Goldberg isn’t the only actor who turned in an incredible performance in the premiere. Hader was glorious as usual, playing Barry’s depression and desperation so viscerally and beautifully. He has a face that seems almost fluid — the ease with which he melts between expressions is insane — and angry, terrified, surprised and thrilled all in a moment. Hader was particularly terrifying at the end of the episode with his manic smile and orders for Cousineau to “get back in the trunk.”

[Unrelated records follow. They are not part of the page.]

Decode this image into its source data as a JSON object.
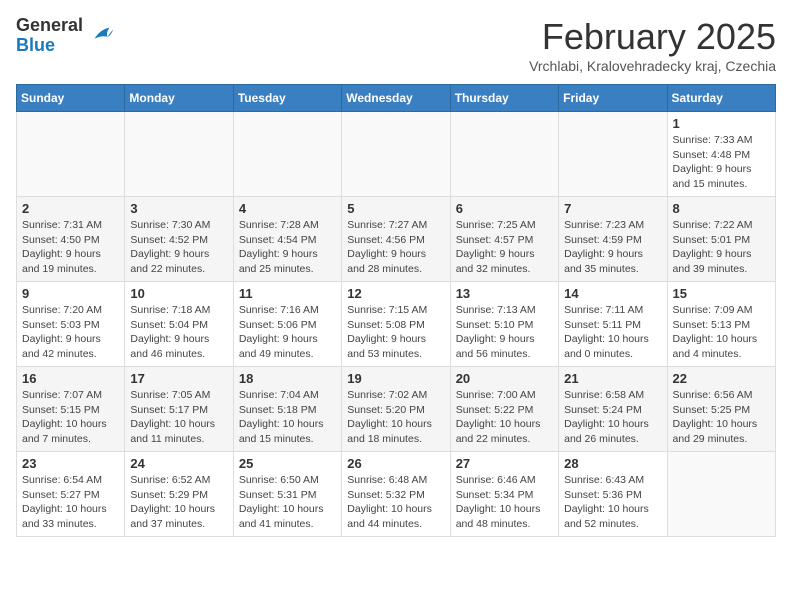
{
  "header": {
    "logo_general": "General",
    "logo_blue": "Blue",
    "month_year": "February 2025",
    "location": "Vrchlabi, Kralovehradecky kraj, Czechia"
  },
  "days_of_week": [
    "Sunday",
    "Monday",
    "Tuesday",
    "Wednesday",
    "Thursday",
    "Friday",
    "Saturday"
  ],
  "weeks": [
    [
      {
        "day": "",
        "info": ""
      },
      {
        "day": "",
        "info": ""
      },
      {
        "day": "",
        "info": ""
      },
      {
        "day": "",
        "info": ""
      },
      {
        "day": "",
        "info": ""
      },
      {
        "day": "",
        "info": ""
      },
      {
        "day": "1",
        "info": "Sunrise: 7:33 AM\nSunset: 4:48 PM\nDaylight: 9 hours and 15 minutes."
      }
    ],
    [
      {
        "day": "2",
        "info": "Sunrise: 7:31 AM\nSunset: 4:50 PM\nDaylight: 9 hours and 19 minutes."
      },
      {
        "day": "3",
        "info": "Sunrise: 7:30 AM\nSunset: 4:52 PM\nDaylight: 9 hours and 22 minutes."
      },
      {
        "day": "4",
        "info": "Sunrise: 7:28 AM\nSunset: 4:54 PM\nDaylight: 9 hours and 25 minutes."
      },
      {
        "day": "5",
        "info": "Sunrise: 7:27 AM\nSunset: 4:56 PM\nDaylight: 9 hours and 28 minutes."
      },
      {
        "day": "6",
        "info": "Sunrise: 7:25 AM\nSunset: 4:57 PM\nDaylight: 9 hours and 32 minutes."
      },
      {
        "day": "7",
        "info": "Sunrise: 7:23 AM\nSunset: 4:59 PM\nDaylight: 9 hours and 35 minutes."
      },
      {
        "day": "8",
        "info": "Sunrise: 7:22 AM\nSunset: 5:01 PM\nDaylight: 9 hours and 39 minutes."
      }
    ],
    [
      {
        "day": "9",
        "info": "Sunrise: 7:20 AM\nSunset: 5:03 PM\nDaylight: 9 hours and 42 minutes."
      },
      {
        "day": "10",
        "info": "Sunrise: 7:18 AM\nSunset: 5:04 PM\nDaylight: 9 hours and 46 minutes."
      },
      {
        "day": "11",
        "info": "Sunrise: 7:16 AM\nSunset: 5:06 PM\nDaylight: 9 hours and 49 minutes."
      },
      {
        "day": "12",
        "info": "Sunrise: 7:15 AM\nSunset: 5:08 PM\nDaylight: 9 hours and 53 minutes."
      },
      {
        "day": "13",
        "info": "Sunrise: 7:13 AM\nSunset: 5:10 PM\nDaylight: 9 hours and 56 minutes."
      },
      {
        "day": "14",
        "info": "Sunrise: 7:11 AM\nSunset: 5:11 PM\nDaylight: 10 hours and 0 minutes."
      },
      {
        "day": "15",
        "info": "Sunrise: 7:09 AM\nSunset: 5:13 PM\nDaylight: 10 hours and 4 minutes."
      }
    ],
    [
      {
        "day": "16",
        "info": "Sunrise: 7:07 AM\nSunset: 5:15 PM\nDaylight: 10 hours and 7 minutes."
      },
      {
        "day": "17",
        "info": "Sunrise: 7:05 AM\nSunset: 5:17 PM\nDaylight: 10 hours and 11 minutes."
      },
      {
        "day": "18",
        "info": "Sunrise: 7:04 AM\nSunset: 5:18 PM\nDaylight: 10 hours and 15 minutes."
      },
      {
        "day": "19",
        "info": "Sunrise: 7:02 AM\nSunset: 5:20 PM\nDaylight: 10 hours and 18 minutes."
      },
      {
        "day": "20",
        "info": "Sunrise: 7:00 AM\nSunset: 5:22 PM\nDaylight: 10 hours and 22 minutes."
      },
      {
        "day": "21",
        "info": "Sunrise: 6:58 AM\nSunset: 5:24 PM\nDaylight: 10 hours and 26 minutes."
      },
      {
        "day": "22",
        "info": "Sunrise: 6:56 AM\nSunset: 5:25 PM\nDaylight: 10 hours and 29 minutes."
      }
    ],
    [
      {
        "day": "23",
        "info": "Sunrise: 6:54 AM\nSunset: 5:27 PM\nDaylight: 10 hours and 33 minutes."
      },
      {
        "day": "24",
        "info": "Sunrise: 6:52 AM\nSunset: 5:29 PM\nDaylight: 10 hours and 37 minutes."
      },
      {
        "day": "25",
        "info": "Sunrise: 6:50 AM\nSunset: 5:31 PM\nDaylight: 10 hours and 41 minutes."
      },
      {
        "day": "26",
        "info": "Sunrise: 6:48 AM\nSunset: 5:32 PM\nDaylight: 10 hours and 44 minutes."
      },
      {
        "day": "27",
        "info": "Sunrise: 6:46 AM\nSunset: 5:34 PM\nDaylight: 10 hours and 48 minutes."
      },
      {
        "day": "28",
        "info": "Sunrise: 6:43 AM\nSunset: 5:36 PM\nDaylight: 10 hours and 52 minutes."
      },
      {
        "day": "",
        "info": ""
      }
    ]
  ]
}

Stephen Root, the actor we briefly see as Fuches, is pitch-perfect — disgruntled, confused and malicious. Root seems like he is operated by a dial, able to turn his performance up by specific degrees, and it’s fantastic. As Cousineau, Winkler had some enormous emotional beats to work within this episode, especially the scene in his office with Barry. The way his tough-guy persona slips as the bullets fall from his gun and clatter to the floor is such a triumph in acting, such a masterclass in nailing subtleties. His desperate pleading at the end of the episode is hair-raising and horrifically sad. It’s watching someone fall in real time, off the top of the mountain and right down into the dirt.
As usual, Anthony Carrigan shines as Hank. He’s always hilarious, particularly in the interrogation scene of this episode with his loud, cartoonish gulping and off-the-cuff story of Fuches as “The Raven.” His scenes at home, with his secret “Romeo and Juliet” style relationship with Cristobal Sifuentes, are funny, hopeful and sweet. But Carrigan has nice subtleties in his performance, too. At the police station, he looks at Barry in the photos and takes a moment to decide whether or not he can sell him out. When Barry comes to Hank that night, pleading for help, Hank is unsympathetic and rigid. “Forgiveness is something that has to be earned,” Hank snaps, setting the tone for the episode in a few succinct words.
Season three of “Barry” is looking promising. It’s bleaker than ever — darkly — funnier than ever and the stakes are higher than they’ve ever been. Forgiveness is sure to be interwoven throughout it, but so will Barry’s desperation. At the start of season one, Barry had found his purpose. At the start of season three, Barry begs for someone to give him one. He’s sure to keep spiraling down, and when he hits bottom, he can hopefully crawl back up.